The UV mutants, unlike the X-ray mutants, appear in the F1 from treated pollen as a class distinct from the deficiencies produced by the treatment. The series of UV-induced A-losses included, in addition to the three mutant a's and the intermediate allele Alt, a large number of extreme deficiencies with distinctly defective growth and aborted pollen, but none of the intermediate type with subnormal pollen. This may be due to the rarity of intercalary deficiencies induced by this agent.

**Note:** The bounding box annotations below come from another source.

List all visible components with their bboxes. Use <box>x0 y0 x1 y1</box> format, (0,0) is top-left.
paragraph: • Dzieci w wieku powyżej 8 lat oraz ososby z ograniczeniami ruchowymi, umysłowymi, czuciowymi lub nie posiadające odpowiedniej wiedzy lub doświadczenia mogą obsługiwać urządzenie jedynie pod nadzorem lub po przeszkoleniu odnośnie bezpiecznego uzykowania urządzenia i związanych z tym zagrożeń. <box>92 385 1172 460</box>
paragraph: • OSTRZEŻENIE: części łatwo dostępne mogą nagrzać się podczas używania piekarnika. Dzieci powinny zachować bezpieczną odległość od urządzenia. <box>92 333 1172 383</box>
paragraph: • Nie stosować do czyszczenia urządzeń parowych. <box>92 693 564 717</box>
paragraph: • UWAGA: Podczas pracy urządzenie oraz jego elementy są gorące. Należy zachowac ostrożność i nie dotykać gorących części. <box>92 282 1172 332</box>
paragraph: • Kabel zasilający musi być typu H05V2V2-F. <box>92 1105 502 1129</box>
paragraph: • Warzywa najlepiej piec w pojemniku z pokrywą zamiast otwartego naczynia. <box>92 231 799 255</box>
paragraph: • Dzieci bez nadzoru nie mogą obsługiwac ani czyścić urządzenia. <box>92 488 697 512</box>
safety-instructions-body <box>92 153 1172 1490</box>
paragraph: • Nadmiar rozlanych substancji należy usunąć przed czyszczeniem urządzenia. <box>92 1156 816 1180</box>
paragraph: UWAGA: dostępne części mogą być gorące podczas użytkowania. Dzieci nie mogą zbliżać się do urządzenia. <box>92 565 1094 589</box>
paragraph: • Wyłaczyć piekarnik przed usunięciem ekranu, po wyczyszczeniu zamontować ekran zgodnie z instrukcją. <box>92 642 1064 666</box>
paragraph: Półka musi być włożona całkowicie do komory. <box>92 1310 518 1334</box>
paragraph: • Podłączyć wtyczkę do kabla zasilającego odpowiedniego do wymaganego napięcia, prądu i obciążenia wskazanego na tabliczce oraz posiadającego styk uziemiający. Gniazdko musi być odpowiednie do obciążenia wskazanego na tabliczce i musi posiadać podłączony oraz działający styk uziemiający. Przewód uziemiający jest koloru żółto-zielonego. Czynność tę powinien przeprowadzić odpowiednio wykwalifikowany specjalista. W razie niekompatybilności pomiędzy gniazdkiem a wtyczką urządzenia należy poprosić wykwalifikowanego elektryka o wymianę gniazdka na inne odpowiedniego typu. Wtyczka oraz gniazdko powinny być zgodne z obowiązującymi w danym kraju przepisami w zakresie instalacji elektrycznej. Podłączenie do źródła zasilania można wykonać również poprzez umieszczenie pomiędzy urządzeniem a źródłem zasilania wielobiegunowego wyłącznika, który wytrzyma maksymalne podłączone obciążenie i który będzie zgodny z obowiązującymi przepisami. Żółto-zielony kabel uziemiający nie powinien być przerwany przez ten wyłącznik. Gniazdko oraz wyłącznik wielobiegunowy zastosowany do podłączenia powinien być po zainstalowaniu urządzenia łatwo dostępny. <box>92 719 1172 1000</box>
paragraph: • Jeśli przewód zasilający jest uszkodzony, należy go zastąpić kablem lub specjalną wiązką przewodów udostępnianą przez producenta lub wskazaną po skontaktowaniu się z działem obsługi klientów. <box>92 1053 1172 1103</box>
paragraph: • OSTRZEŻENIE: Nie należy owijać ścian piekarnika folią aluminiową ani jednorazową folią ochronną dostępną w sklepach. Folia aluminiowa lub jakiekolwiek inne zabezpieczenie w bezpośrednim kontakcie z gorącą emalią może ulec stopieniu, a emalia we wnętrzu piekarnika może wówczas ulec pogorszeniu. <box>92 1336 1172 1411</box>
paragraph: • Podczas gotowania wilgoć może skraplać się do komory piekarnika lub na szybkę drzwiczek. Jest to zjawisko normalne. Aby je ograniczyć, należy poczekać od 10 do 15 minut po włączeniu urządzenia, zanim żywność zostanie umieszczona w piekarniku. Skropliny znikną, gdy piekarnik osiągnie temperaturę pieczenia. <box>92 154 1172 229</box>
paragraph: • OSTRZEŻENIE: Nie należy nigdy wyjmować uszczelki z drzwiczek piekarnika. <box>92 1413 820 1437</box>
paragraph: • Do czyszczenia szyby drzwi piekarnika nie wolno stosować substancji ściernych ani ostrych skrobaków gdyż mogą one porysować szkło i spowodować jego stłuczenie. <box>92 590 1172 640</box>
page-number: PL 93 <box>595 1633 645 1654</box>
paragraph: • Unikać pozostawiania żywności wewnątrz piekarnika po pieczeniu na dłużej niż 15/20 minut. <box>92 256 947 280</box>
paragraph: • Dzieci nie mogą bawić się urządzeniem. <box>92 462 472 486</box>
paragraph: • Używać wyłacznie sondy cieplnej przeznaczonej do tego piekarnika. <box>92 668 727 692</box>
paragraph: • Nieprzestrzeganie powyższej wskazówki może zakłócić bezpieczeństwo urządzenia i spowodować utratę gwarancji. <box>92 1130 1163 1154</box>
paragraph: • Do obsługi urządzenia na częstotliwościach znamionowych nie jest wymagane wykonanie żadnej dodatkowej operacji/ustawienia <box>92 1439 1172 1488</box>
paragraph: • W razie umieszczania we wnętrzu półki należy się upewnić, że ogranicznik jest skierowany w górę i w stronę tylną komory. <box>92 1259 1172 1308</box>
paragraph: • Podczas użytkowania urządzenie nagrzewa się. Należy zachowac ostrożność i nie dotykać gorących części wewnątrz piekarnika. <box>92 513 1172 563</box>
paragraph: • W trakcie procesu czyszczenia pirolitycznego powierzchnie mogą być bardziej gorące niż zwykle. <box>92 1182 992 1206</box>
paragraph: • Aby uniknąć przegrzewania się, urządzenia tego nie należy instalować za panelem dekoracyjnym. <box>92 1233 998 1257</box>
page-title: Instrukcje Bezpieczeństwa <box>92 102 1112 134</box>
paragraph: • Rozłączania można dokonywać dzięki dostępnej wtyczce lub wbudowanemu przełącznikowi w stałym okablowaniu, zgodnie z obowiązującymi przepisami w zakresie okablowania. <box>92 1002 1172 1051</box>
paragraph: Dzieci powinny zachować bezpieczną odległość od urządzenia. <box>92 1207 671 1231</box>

Although it is reasonable to assume that intercalary deficiencies may sometimes be induced by UV (since translocations are), it is clear that the UV mutations are much too frequent to be accounted for in the way suggested above for the Xray mutations. If the UV mutants are deficiencies they are deficiencies of a different order. They show no difference from standard a except in their failure to mutate under the influence of Dt. As previously stated (News Letter 1941: 45), this is not convincing evidence against intragenic mutation.